Data mining is a subfield of computer science; it’s a process of discovering patterns in massive data sets involving AI, machine learning, statistics, and database systems. The overall goal of data mining is to get information from data sets and transform them into understandable structures which companies can use.
Data mining involves data management aspects, data pre-processing and visualisation. Data mining is the analysis step of the database information discovery process, the extraction of patterns and knowledge from large amounts of data. It is frequently applied to any application of computer decision support including machine learning, and business intelligence. Often the terms data analysis and analytics are more appropriate.
The actual data mining task is the analysis of large quantities of data so as to extract previously unknown groups of data records. Database techniques such as spatial indices are normally used and can then be seen as a rundown of the data that has been input, data mining can spot multiple groups in data, more accurate prediction results can be obtained by a decision support system.
Data collection, data preparation and reporting aren’t part of the data mining step but are additional steps. Data dredging, data fishing, and data snooping are terms of data mining methods that extract data from parts of a larger population data set. These methods can be used in creating new hypotheses to test against the larger data populations.
Data mining appeared around 1990 in the database community, database mining was used at first. However, the term data mining became more popular in the business communities, since about 2007. Predictive Analytics and Data Science terms were also used to describe this field. The Journal Data Mining and Knowledge Discovery is the main research journal within the field.
Data mining involves six common classes of tasks, anomaly detection, identifying unusual data records, association rule learning, and relationship searches between variables. Using association rule learning for example, a supermarket can determine which products are bought together and use this information for marketing. Clustering is the task of finding groups and structures in data that are similar without using known structures in the data.
Classification in new data is the task of generalizing known structure. Regression tries to find a function which models the data with the least error. Summarization provides a compact idea of the data set with visualization and report generation.
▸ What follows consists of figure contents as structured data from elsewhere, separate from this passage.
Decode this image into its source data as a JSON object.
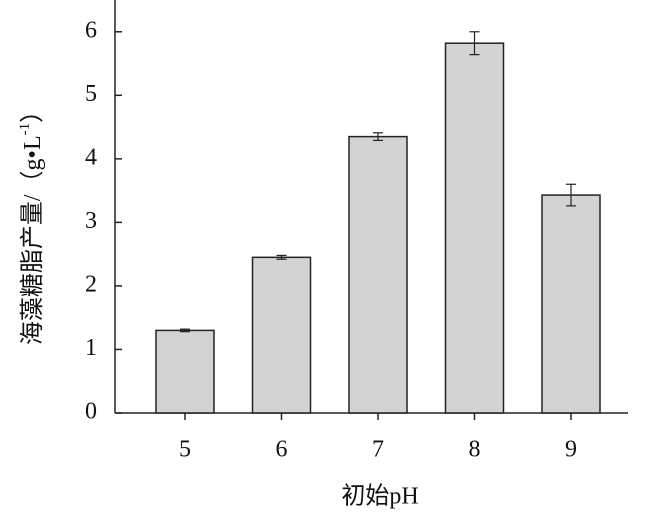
{
  "chart_data": {
    "type": "bar",
    "x_label": "初始pH",
    "y_label": {
      "main": "海藻糖脂产量/（g•L",
      "sup": "-1",
      "end": "）"
    },
    "categories": [
      "5",
      "6",
      "7",
      "8",
      "9"
    ],
    "values": [
      1.3,
      2.45,
      4.35,
      5.82,
      3.43
    ],
    "errors": [
      0.02,
      0.03,
      0.06,
      0.18,
      0.17
    ],
    "color": "#d3d3d3",
    "ylim": [
      0,
      6.5
    ],
    "yticks": [
      0,
      1,
      2,
      3,
      4,
      5,
      6
    ],
    "grid": false
  }
}
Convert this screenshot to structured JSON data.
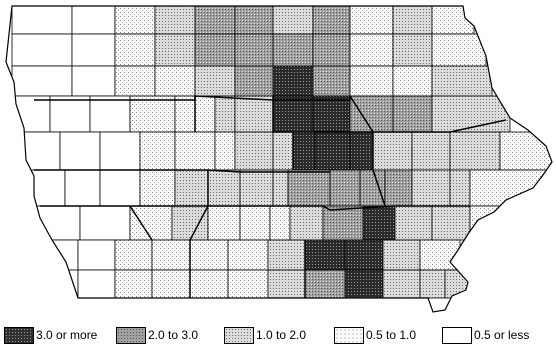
{
  "map": {
    "subject": "county map",
    "classes": [
      {
        "key": "c5",
        "label": "3.0 or more",
        "fill": "#303030",
        "pattern": "dense-dots"
      },
      {
        "key": "c4",
        "label": "2.0 to 3.0",
        "fill": "#9a9a9a",
        "pattern": "medium-dots"
      },
      {
        "key": "c3",
        "label": "1.0 to 2.0",
        "fill": "#cfcfcf",
        "pattern": "light-dots"
      },
      {
        "key": "c2",
        "label": "0.5 to 1.0",
        "fill": "#ebebeb",
        "pattern": "sparse-dots"
      },
      {
        "key": "c1",
        "label": "0.5 or less",
        "fill": "#ffffff",
        "pattern": "none"
      }
    ]
  },
  "legend": {
    "items": [
      {
        "key": "c5",
        "label": "3.0 or more"
      },
      {
        "key": "c4",
        "label": "2.0 to 3.0"
      },
      {
        "key": "c3",
        "label": "1.0 to 2.0"
      },
      {
        "key": "c2",
        "label": "0.5 to 1.0"
      },
      {
        "key": "c1",
        "label": "0.5 or less"
      }
    ]
  }
}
Data mining can produce results which appear to be correct but which do not actually predict future behaviour and can’t really be used. This is usually because they investigate too many hypotheses and do not perform proper statistical hypothesis testing. The final step of knowledge discovery from data is to find the patterns produced by the data mining algorithms in the wider data set, data patterns are not always found.
When data mining algorithms find patterns in the training set which are not present in the general data set then this is called overfitting; to stop this, it uses a test set of data on which the data mining algorithm was not trained. Learned patterns are applied to this data test set and the results are compared to the results which are preferred. A data mining algorithm which tries to tell the difference between spam and normal emails would be trained on a training set of sample e-mails. After this the learned patterns would be applied to the test set on which it had not been trained, accuracy can then be measured from how many emails they correctly group.